Okay, enough ranting. I'm surprised to find myself disgusted at pretty much everyone involved in this whole fiasco.


  1. Great post Earl. I especially love the Lego re-enactment. The only thing missing were the words "re-enactment" in white font on the lower left hand corner of each picture. I almost that it was the real thing at first (but then I saw the guy in a space outfit and new something was up).

    I read through the NY Times coverage and it basically concludes the samething, McGwire's life sucks. That being said, it will be interesting to see what will happen in a couple of years. Oliver North isn't hurting too bad these days.

    Not to defend Schilling, but NESN showed a video in which he admitted that his past comments were over the top. It's bad that he went back on his word, but at least he's man enough to admit it.
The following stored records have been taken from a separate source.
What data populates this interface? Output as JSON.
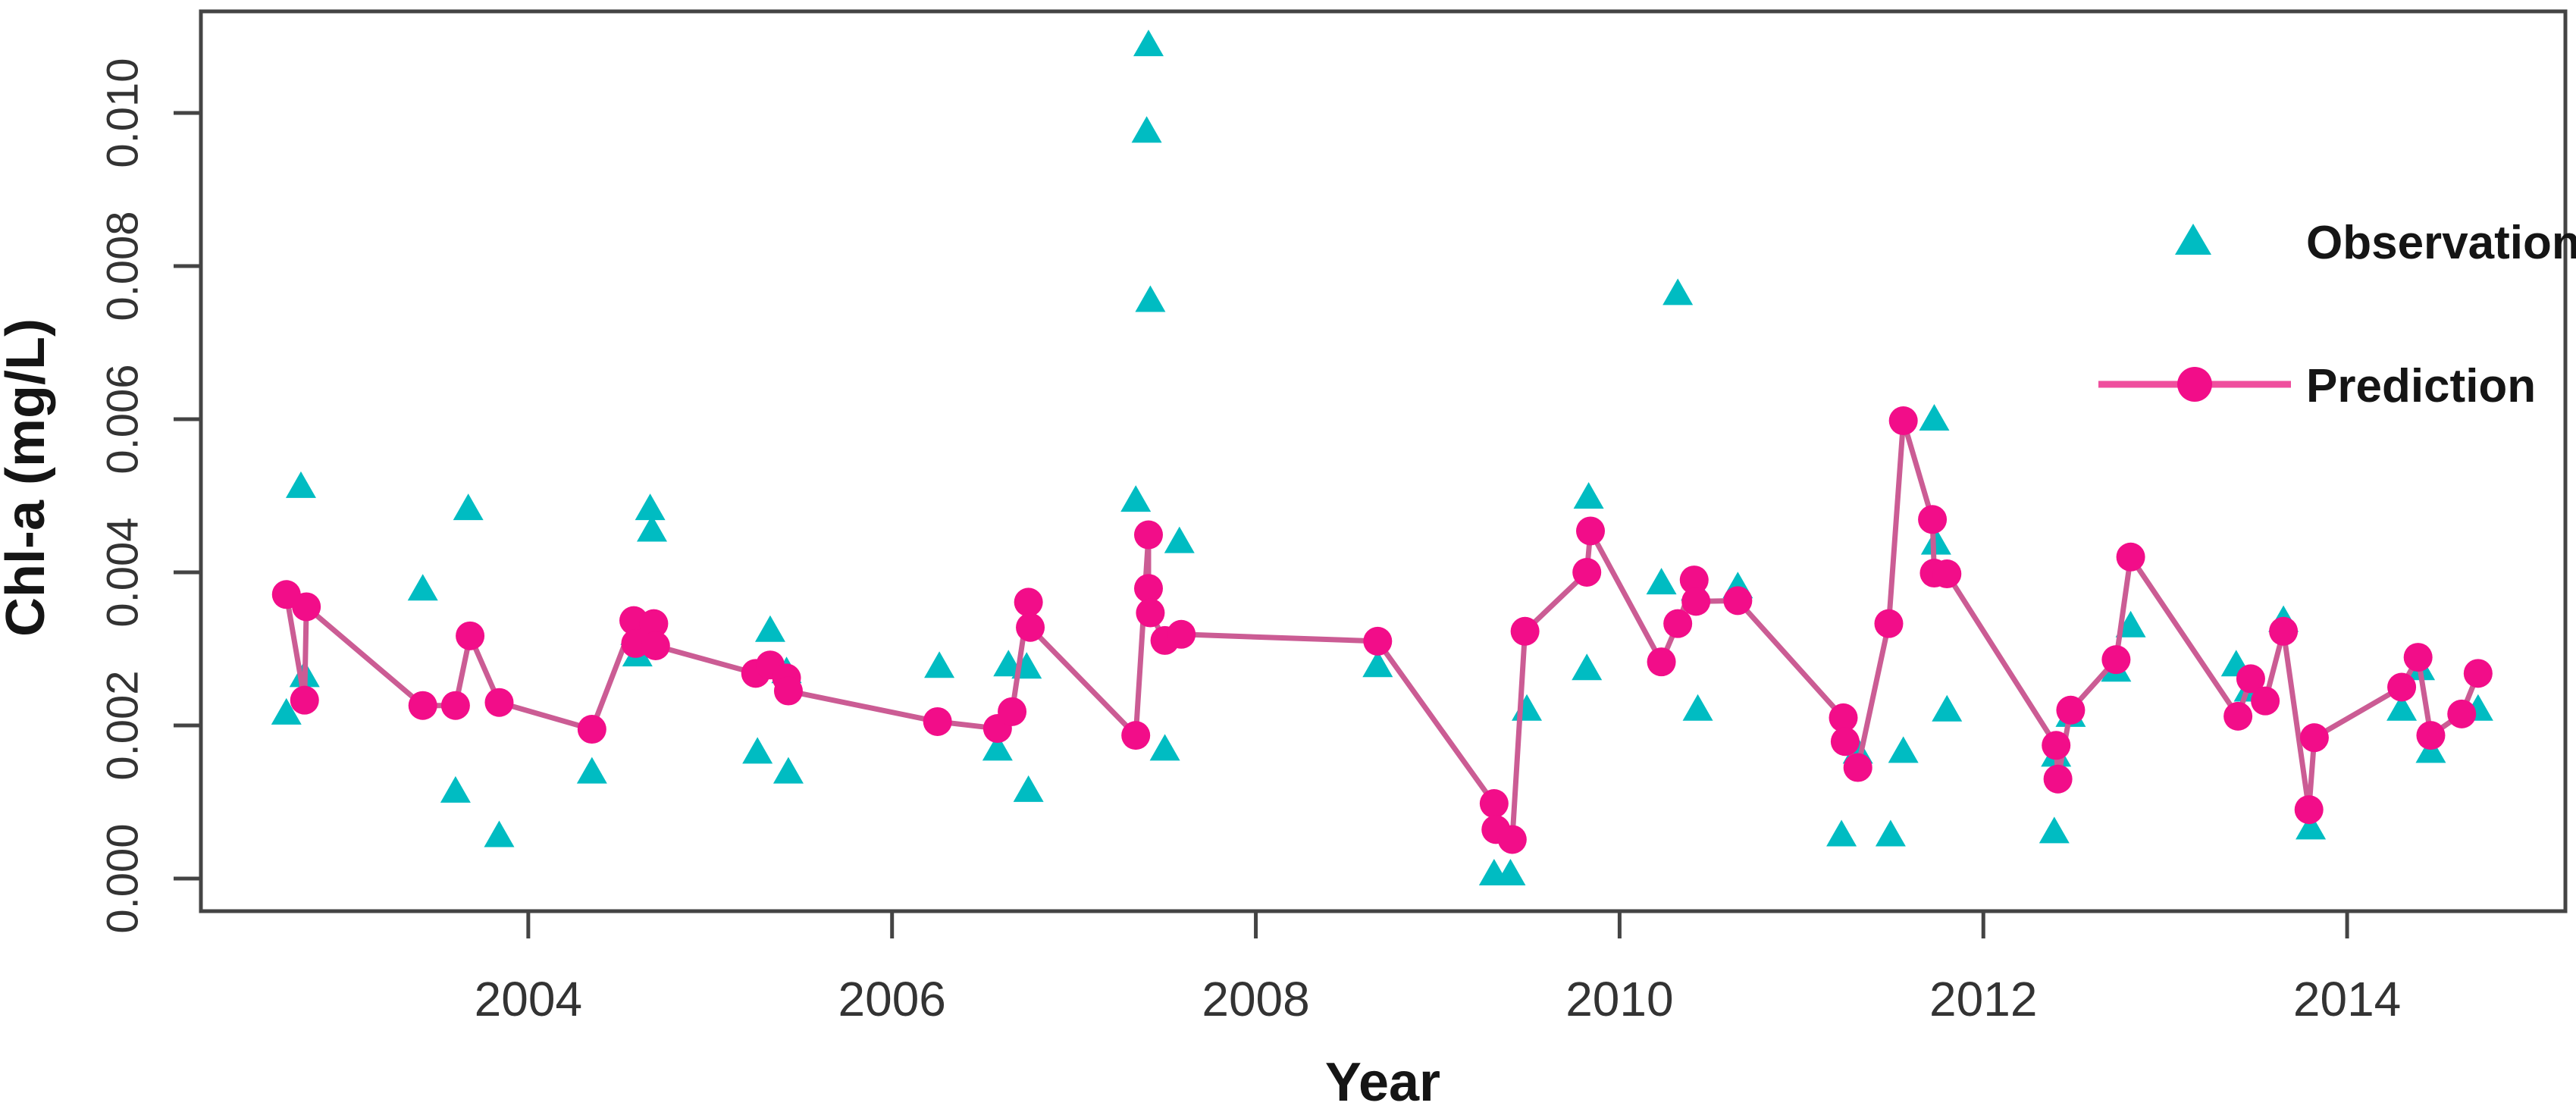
{
  "figure": {
    "background": "#ffffff",
    "border_color": "#444444"
  },
  "axes": {
    "x_label": "Year",
    "y_label": "Chl-a (mg/L)",
    "axis_color": "#444444",
    "tick_label_color": "#333333"
  },
  "legend": {
    "position": "top-right",
    "items": [
      {
        "label": "Observation",
        "marker": "triangle",
        "color": "#00bcc2"
      },
      {
        "label": "Prediction",
        "marker": "line-dot",
        "color": "#f20d89",
        "line_color": "#ef4f9e"
      }
    ]
  },
  "chart_data": {
    "type": "scatter",
    "title": "",
    "xlabel": "Year",
    "ylabel": "Chl-a (mg/L)",
    "xlim": [
      2002.2,
      2015.2
    ],
    "ylim": [
      0,
      0.0113
    ],
    "grid": false,
    "legend_position": "top-right",
    "xticks": [
      2004,
      2006,
      2008,
      2010,
      2012,
      2014
    ],
    "yticks": [
      0,
      0.002,
      0.004,
      0.006,
      0.008,
      0.01
    ],
    "ytick_labels": [
      "0.000",
      "0.002",
      "0.004",
      "0.006",
      "0.008",
      "0.010"
    ],
    "series": [
      {
        "name": "Observation",
        "type": "scatter",
        "marker": "triangle",
        "color": "#00bcc2",
        "points": [
          [
            2002.67,
            0.00215
          ],
          [
            2002.75,
            0.00511
          ],
          [
            2002.77,
            0.00264
          ],
          [
            2003.42,
            0.00377
          ],
          [
            2003.6,
            0.00113
          ],
          [
            2003.67,
            0.00482
          ],
          [
            2003.84,
            0.00055
          ],
          [
            2004.35,
            0.00138
          ],
          [
            2004.59,
            0.00319
          ],
          [
            2004.6,
            0.00291
          ],
          [
            2004.67,
            0.00482
          ],
          [
            2004.68,
            0.00454
          ],
          [
            2005.26,
            0.00164
          ],
          [
            2005.33,
            0.00323
          ],
          [
            2005.42,
            0.00269
          ],
          [
            2005.43,
            0.00138
          ],
          [
            2006.26,
            0.00276
          ],
          [
            2006.58,
            0.00168
          ],
          [
            2006.64,
            0.00278
          ],
          [
            2006.74,
            0.00275
          ],
          [
            2006.75,
            0.00114
          ],
          [
            2007.34,
            0.00493
          ],
          [
            2007.4,
            0.00975
          ],
          [
            2007.41,
            0.01088
          ],
          [
            2007.42,
            0.00754
          ],
          [
            2007.5,
            0.00168
          ],
          [
            2007.58,
            0.00439
          ],
          [
            2008.67,
            0.00277
          ],
          [
            2009.31,
            5e-05
          ],
          [
            2009.4,
            5e-05
          ],
          [
            2009.49,
            0.0022
          ],
          [
            2009.82,
            0.00273
          ],
          [
            2009.83,
            0.00497
          ],
          [
            2010.23,
            0.00385
          ],
          [
            2010.32,
            0.00763
          ],
          [
            2010.42,
            0.00377
          ],
          [
            2010.43,
            0.0022
          ],
          [
            2010.65,
            0.0038
          ],
          [
            2011.22,
            0.00056
          ],
          [
            2011.31,
            0.00164
          ],
          [
            2011.49,
            0.00056
          ],
          [
            2011.56,
            0.00165
          ],
          [
            2011.73,
            0.00599
          ],
          [
            2011.74,
            0.00437
          ],
          [
            2011.8,
            0.00219
          ],
          [
            2012.39,
            0.0006
          ],
          [
            2012.4,
            0.0016
          ],
          [
            2012.48,
            0.00212
          ],
          [
            2012.73,
            0.00271
          ],
          [
            2012.81,
            0.00329
          ],
          [
            2013.39,
            0.00278
          ],
          [
            2013.46,
            0.00245
          ],
          [
            2013.65,
            0.00336
          ],
          [
            2013.8,
            0.00065
          ],
          [
            2014.3,
            0.0022
          ],
          [
            2014.4,
            0.00273
          ],
          [
            2014.46,
            0.00165
          ],
          [
            2014.72,
            0.0022
          ]
        ]
      },
      {
        "name": "Prediction",
        "type": "line-scatter",
        "marker": "circle",
        "color": "#f20d89",
        "line_color": "#cb5c94",
        "points": [
          [
            2002.67,
            0.00371
          ],
          [
            2002.77,
            0.00233
          ],
          [
            2002.78,
            0.00355
          ],
          [
            2003.42,
            0.00226
          ],
          [
            2003.6,
            0.00226
          ],
          [
            2003.68,
            0.00317
          ],
          [
            2003.84,
            0.0023
          ],
          [
            2004.35,
            0.00195
          ],
          [
            2004.58,
            0.00337
          ],
          [
            2004.59,
            0.00307
          ],
          [
            2004.69,
            0.00333
          ],
          [
            2004.7,
            0.00304
          ],
          [
            2005.25,
            0.00268
          ],
          [
            2005.33,
            0.00279
          ],
          [
            2005.42,
            0.00262
          ],
          [
            2005.43,
            0.00245
          ],
          [
            2006.25,
            0.00205
          ],
          [
            2006.58,
            0.00196
          ],
          [
            2006.66,
            0.00218
          ],
          [
            2006.75,
            0.00361
          ],
          [
            2006.76,
            0.00328
          ],
          [
            2007.34,
            0.00187
          ],
          [
            2007.41,
            0.00449
          ],
          [
            2007.41,
            0.00379
          ],
          [
            2007.42,
            0.00347
          ],
          [
            2007.5,
            0.00311
          ],
          [
            2007.59,
            0.00319
          ],
          [
            2008.67,
            0.0031
          ],
          [
            2009.31,
            0.00098
          ],
          [
            2009.32,
            0.00064
          ],
          [
            2009.41,
            0.00051
          ],
          [
            2009.48,
            0.00323
          ],
          [
            2009.82,
            0.004
          ],
          [
            2009.84,
            0.00454
          ],
          [
            2010.23,
            0.00283
          ],
          [
            2010.32,
            0.00333
          ],
          [
            2010.41,
            0.0039
          ],
          [
            2010.42,
            0.00362
          ],
          [
            2010.65,
            0.00363
          ],
          [
            2011.23,
            0.0021
          ],
          [
            2011.24,
            0.00179
          ],
          [
            2011.31,
            0.00145
          ],
          [
            2011.48,
            0.00333
          ],
          [
            2011.56,
            0.00598
          ],
          [
            2011.72,
            0.00469
          ],
          [
            2011.73,
            0.00399
          ],
          [
            2011.8,
            0.00398
          ],
          [
            2012.4,
            0.00174
          ],
          [
            2012.41,
            0.0013
          ],
          [
            2012.48,
            0.0022
          ],
          [
            2012.73,
            0.00286
          ],
          [
            2012.81,
            0.0042
          ],
          [
            2013.4,
            0.00212
          ],
          [
            2013.47,
            0.00261
          ],
          [
            2013.55,
            0.00232
          ],
          [
            2013.65,
            0.00323
          ],
          [
            2013.79,
            0.0009
          ],
          [
            2013.82,
            0.00184
          ],
          [
            2014.3,
            0.0025
          ],
          [
            2014.39,
            0.00289
          ],
          [
            2014.46,
            0.00187
          ],
          [
            2014.63,
            0.00215
          ],
          [
            2014.72,
            0.00268
          ]
        ]
      }
    ]
  }
}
  2. I completely agree - there is no one to like in this mess at all. Nobody comes out looking good.

    I agree, the media's role in this is sickening.

    Check out this beauty on McGwire from CHB:

    "It sounded evasive. Transparently off topic. This wasn't about McGwire's friends, family, or teammates. It was about McGwire and his refusal to address the most fundamental question of the day -- Did you use steroids?"

    I'm sorry. The question of the day was whether he used steroids? Please. I thought it was to examine the problem and "force" baseball to clean up its act. To that end Big Mac said there is a problem, he offered to help the committee, he will dedicate himself to the problem, and e said he would direct his foundation to educate children about the dangers of performance-enhancing drugs.

    And for this he is branded a cheat, a liar and a poor role model?